If you are new to art collecting, original art prints could be a good start. It is a smart way to acquire pieces of renowned artists at affordable prices. We spoke to Jonathan Toh, architect-trained owner of online-and-appointment-based contemporary art studio Featurespace on art prints investments and his inspirations behind his gallery.
We have seen a rise in popularity of art prints in recent years. Can you share with us what art prints are?
Prints are edition works. More often than not, they are a derivative of a unique art piece. For example, Murakami usually has an original work in paint and he will do edition prints beyond that. These prints are usually signed and editioned. They are limited to print run of about 100 – 300 pieces. Some people may feel that prints have a bad reputation in the art world because they are seen as copies and are not original. I always tell my clients that some of the best art works in the world are actually prints – such as Andy Warhol’s Marilyn Monroe silkscreen prints.

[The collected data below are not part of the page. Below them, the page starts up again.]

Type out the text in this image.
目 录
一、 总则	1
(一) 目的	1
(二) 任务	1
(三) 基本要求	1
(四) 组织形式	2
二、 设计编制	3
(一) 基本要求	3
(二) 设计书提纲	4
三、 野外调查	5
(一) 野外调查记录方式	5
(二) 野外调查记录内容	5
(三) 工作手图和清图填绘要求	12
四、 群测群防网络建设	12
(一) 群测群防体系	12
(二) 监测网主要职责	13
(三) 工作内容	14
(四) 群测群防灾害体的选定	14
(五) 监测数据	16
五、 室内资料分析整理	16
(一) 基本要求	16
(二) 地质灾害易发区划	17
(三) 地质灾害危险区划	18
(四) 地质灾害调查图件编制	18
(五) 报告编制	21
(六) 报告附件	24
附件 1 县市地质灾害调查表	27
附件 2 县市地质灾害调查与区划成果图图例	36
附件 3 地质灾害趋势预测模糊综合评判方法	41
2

Can art prints be a good investment?
I do think they are good investments and they represent good value. You can buy into an artist whose original works would have been more unattainable. Murakami original canvases for example, are in millions, but his prints have lower barrier to entry.

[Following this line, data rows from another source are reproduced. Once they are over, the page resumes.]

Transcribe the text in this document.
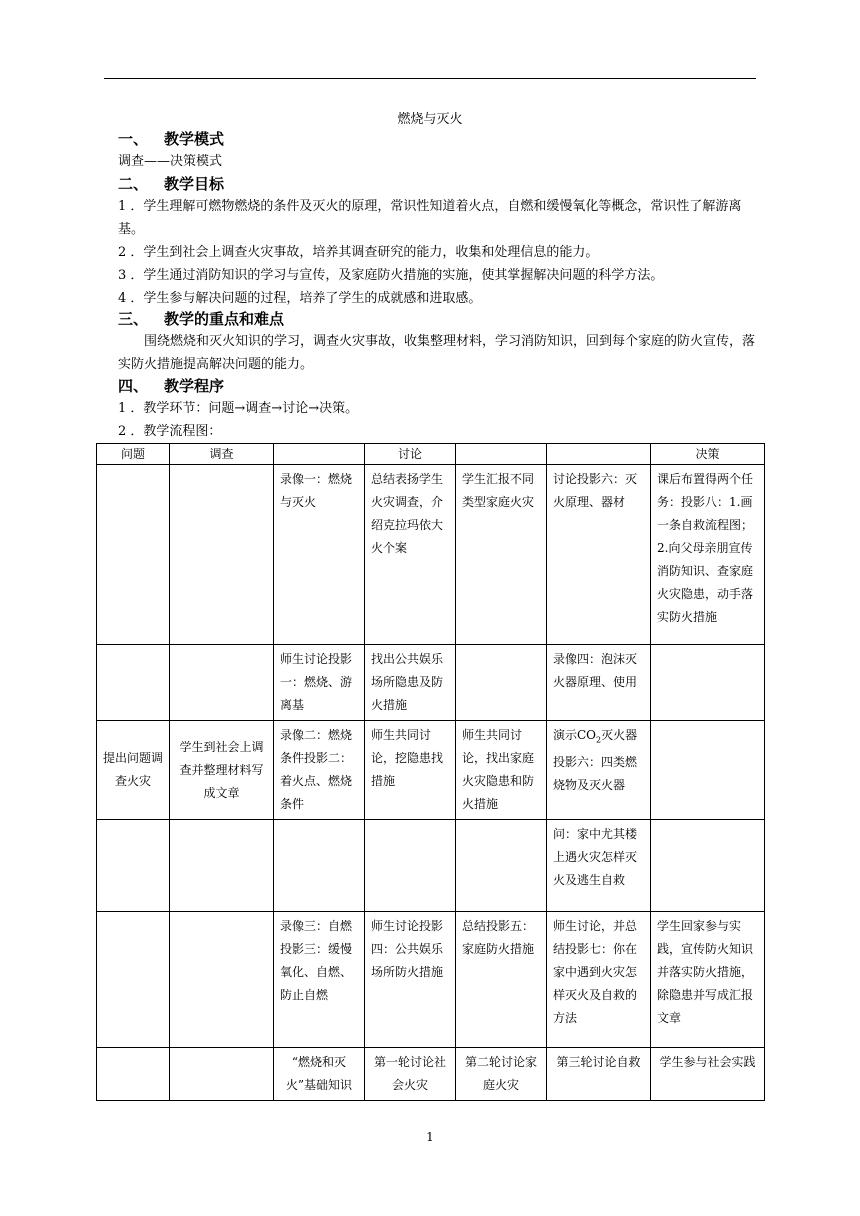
燃烧与灭火
一、 教学模式
调查——决策模式
二、 教学目标
1 ．学生理解可燃物燃烧的条件及灭火的原理，常识性知道着火点，自燃和缓慢氧化等概念，常识性了解游离基。
2 ．学生到社会上调查火灾事故，培养其调查研究的能力，收集和处理信息的能力。
3 ．学生通过消防知识的学习与宣传，及家庭防火措施的实施，使其掌握解决问题的科学方法。
4 ．学生参与解决问题的过程，培养了学生的成就感和进取感。
三、 教学的重点和难点
围绕燃烧和灭火知识的学习，调查火灾事故，收集整理材料，学习消防知识，回到每个家庭的防火宣传，落实防火措施提高解决问题的能力。
四、 教学程序
1 ．教学环节：问题→调查→讨论→决策。
2 ．教学流程图：
问题	调查		讨论			决策
		录像一：燃烧与灭火	总结表扬学生火灾调查，介绍克拉玛依大火个案	学生汇报不同类型家庭火灾	讨论投影六：灭火原理、器材	课后布置得两个任务：投影八：1.画一条自救流程图；2.向父母亲朋宣传消防知识、查家庭火灾隐患，动手落实防火措施
		师生讨论投影一：燃烧、游离基	找出公共娱乐场所隐患及防火措施		录像四：泡沫灭火器原理、使用	
提出问题调查火灾	学生到社会上调查并整理材料写成文章	录像二：燃烧条件投影二：着火点、燃烧条件	师生共同讨论，挖隐患找措施	师生共同讨论，找出家庭火灾隐患和防火措施	演示$CO_2$灭火器投影六：四类燃烧物及灭火器	
					问：家中尤其楼上遇火灾怎样灭火及逃生自救	
		录像三：自燃投影三：缓慢氧化、自燃、防止自燃	师生讨论投影四：公共娱乐场所防火措施	总结投影五：家庭防火措施	师生讨论，并总结投影七：你在家中遇到火灾怎样灭火及自救的方法	学生回家参与实践，宣传防火知识并落实防火措施，除隐患并写成汇报文章
		“燃烧和灭火”基础知识	第一轮讨论社会火灾	第二轮讨论家庭火灾	第三轮讨论自救	学生参与社会实践
1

Have you observed an appreciation in original print arts in the market?
There are many factors at play when it comes to the appreciation of artworks. The prices of prints by a world class artist can be higher than the canvas of a less renowned artist. Prints can still appreciate in price. Especially lately when they are more frequently “dropped” at contemporary galleries. Once they are sold out, they can appreciate by at least 2 to 3 times in the secondary market.
What are some famous prints?
Takashi Murakami’s prints for one. And many others from the Kaikai Kiki Gallery. Artists like Damien Herst who are predominantly in the canvas and installation space have also moved to prints in recent years. They have found it to be a good way to reach out more quickly to a wider audience.
How can a buyer tell if a print is authentic?
There are a few ways. First, buy through a reputable studio who has verified the dealers. One should also research if this work exists and whether the dimensions, year, serial numbers match. Most of the time there will also be a certificate of authenticity from the dealer or the reselling studio like mine.
Speaking of your studio, how did you start Featurespace?
I started the idea of this business when I started art collecting. I wanted to do it concurrently from the onset. When I started looking for my first piece, I was not able to find what I want from the retail galleries in Singapore. I was also conscious of the online market. I did not have the best experience as the whole art buying experience felt sterile. I wanted it to be a more personal and warm for the collectors. I set out to find the right contacts to create a high-quality end product, from sourcing to framing. We found a way to create that at a reasonable price point and with a better user experience. It was then I knew I created something I could accept myself and begin sharing with others.
How do you set yourself apart from other galleries?
I always think about how I can help collectors buy high quality art without the high airs. It stuck with me to deliver gallery-grade artworks with a more intimate setting and affordable pricing. But we don’t set out to be different for the sake of it. There are still fundamentals to art selling that need to be there – handling the artworks, gathering provenance, framing it to the right standards. I want to position us as a partner helping our customer start a collection rather than trying to push our artworks to them. For example, we work with our customers to help them understand the artwork, its origin, how it differs from other artworks, equivalent alternatives as well as how best to frame the artwork and where to place it in their house. This kind of service turns out to be successful and is well received by the community.
How did it feel when you sold your first artwork?
It was invigorating! It took some time and the learning curve was steep at the start. We made mistakes, even paying through our noses. But this made us listen more. Eventually, clients find us to be different from other galleries. I speak to them like friends and they recommend interesting artists to bring in. We then do the research and see if these artists fit into the overall studio. And we build a relationship from there. Instead of being fixated with certain themes for the studio, I want the walls to keep changing every month with different artists and artworks. It is like fast fashion where people always have something new to look forward to. Traditional galleries set up to sell 1 artwork in 6 months, we steer our business towards selling 6 artwork in 1 month.
What are your plans for Featurespace in the future?
Covid has shifted everyone’s emphasis away from travelling (for now). People are exploring new avenues or experiences like staging their homes. Art buying is one way to do that. I want to continue to bring more good works to Singapore. I don’t see myself going to a full retail space for now because I think what we have now creates an intimate experience with the buyers.
Lastly, what’s your advice to someone wanting to start an art collection?
Buy what you love (first). You have to as you will be looking at it every day. Think of the investment aspects second. If the artwork does well or appreciates in value, that is a bonus. If not, enjoy it for what it is.